To address the complex challenge of data access, Orange, MIT Media Lab, Data-Pop Alliance, Imperial College London and the World Economic Forum – supported by Agence Française de Développement and the World Bank – are developing a platform to unleash the power of “big data” held by private companies for public good in a privacy preserving, commercially sensible, stable, scalable and sustainable manner. In its initial phase of deployment, the Open Algorithm project, or OPAL, will focus on a small set of countries in Latin America, Africa and Asia, with technical support from a wide range of partners including Paris21, Microsoft, and Deloitte Consulting LLP. OPAL’s core will consist of an open technology platform and open algorithms running directly on the servers of partner companies, behind their firewalls, to extract key development indicators of relevance for a wide range of potential users, including national statistical offices, ministries, civil society organizations, media organizations, etc. Examples of potential indicators and maps produced with greater frequency and levels of geographic granularity currently available include poverty, literacy, population density, social cohesion – all on which the literature has shown that “big data” analysis could shed light.

As a “platform” to unleash the power of these “big data” held by private companies for public good, the AFD-supported OPAL initiative has three key aims:

To engage with data providers, users and analysts at all stages of its development, including during the development of algorithms.

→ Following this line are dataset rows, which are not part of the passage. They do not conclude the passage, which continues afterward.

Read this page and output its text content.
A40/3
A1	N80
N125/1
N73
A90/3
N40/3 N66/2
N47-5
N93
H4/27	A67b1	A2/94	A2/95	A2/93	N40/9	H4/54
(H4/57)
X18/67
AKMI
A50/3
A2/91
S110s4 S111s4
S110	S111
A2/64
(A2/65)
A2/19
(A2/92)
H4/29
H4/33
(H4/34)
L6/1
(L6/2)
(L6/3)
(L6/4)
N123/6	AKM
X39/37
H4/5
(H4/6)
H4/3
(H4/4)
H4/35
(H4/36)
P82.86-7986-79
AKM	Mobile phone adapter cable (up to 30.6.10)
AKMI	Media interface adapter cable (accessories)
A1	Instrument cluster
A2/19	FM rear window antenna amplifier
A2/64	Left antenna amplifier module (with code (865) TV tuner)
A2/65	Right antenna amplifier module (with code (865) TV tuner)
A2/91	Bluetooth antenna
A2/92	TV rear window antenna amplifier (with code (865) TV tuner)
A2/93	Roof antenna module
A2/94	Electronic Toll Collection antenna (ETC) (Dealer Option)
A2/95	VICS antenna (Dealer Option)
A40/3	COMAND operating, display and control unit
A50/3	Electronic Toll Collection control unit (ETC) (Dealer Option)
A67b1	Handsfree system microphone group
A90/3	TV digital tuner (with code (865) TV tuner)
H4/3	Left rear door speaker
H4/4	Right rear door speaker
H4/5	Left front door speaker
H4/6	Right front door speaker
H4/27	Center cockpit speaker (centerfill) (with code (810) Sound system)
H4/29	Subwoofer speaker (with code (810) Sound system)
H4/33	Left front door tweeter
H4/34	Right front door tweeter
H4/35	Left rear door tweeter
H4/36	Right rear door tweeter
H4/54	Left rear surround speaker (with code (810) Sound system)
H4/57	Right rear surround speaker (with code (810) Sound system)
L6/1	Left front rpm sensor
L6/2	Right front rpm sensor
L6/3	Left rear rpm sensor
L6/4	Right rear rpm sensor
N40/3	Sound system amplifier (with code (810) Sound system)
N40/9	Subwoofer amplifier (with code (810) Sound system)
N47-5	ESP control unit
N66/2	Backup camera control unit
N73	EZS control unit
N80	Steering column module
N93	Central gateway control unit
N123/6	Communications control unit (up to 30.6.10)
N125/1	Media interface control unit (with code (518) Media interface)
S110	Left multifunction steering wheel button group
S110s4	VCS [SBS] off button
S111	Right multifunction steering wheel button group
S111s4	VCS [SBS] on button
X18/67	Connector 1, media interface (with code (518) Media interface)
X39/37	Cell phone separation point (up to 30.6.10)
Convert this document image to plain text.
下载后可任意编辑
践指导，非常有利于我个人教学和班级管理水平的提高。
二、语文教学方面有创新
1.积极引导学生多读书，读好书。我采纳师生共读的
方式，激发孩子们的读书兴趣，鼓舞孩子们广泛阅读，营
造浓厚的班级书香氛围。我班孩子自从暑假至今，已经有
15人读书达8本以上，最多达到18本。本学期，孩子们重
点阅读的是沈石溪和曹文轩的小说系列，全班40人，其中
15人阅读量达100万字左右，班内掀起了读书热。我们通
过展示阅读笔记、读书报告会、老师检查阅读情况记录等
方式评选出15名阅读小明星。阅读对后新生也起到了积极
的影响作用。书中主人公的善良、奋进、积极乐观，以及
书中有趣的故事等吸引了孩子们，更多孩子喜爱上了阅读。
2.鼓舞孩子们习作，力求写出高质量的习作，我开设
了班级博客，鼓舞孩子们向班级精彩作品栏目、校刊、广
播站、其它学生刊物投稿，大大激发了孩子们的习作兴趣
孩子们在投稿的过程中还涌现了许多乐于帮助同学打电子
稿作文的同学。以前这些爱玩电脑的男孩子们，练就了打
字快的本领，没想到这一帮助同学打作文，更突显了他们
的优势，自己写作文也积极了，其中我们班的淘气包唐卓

Contribute to building local capacities, connections and help shape the future technological, political, ethical and legal frameworks that will govern the local collection, control and use of “big data” to foster social progress.By “sending the code to the data” rather than the other way around, OPAL seeks to address these challenges and spur dialogues and develop data services on the basis of greater trust between all parties involved – including between citizens, official statistical systems and private corporations.
To build data literacy among users and partners; not just data literacy defined as “the ability to use data,” but conceptualized in a broader and deeper sense as literacy in the age of data and defined as “the ability to constructively engage in society through and about data.” In the 21st century, being “data literate” in that sense will be as much a fundamental human capability as a useful professional skill set; both an enabler and marker of human agency.Mass data literacy will be as essential to development and democracy as mass literacy has been during the 20th century. Building this kind of data literacy across institutions and groups will require large-scale sustained initiatives and investments that have not yet materialized.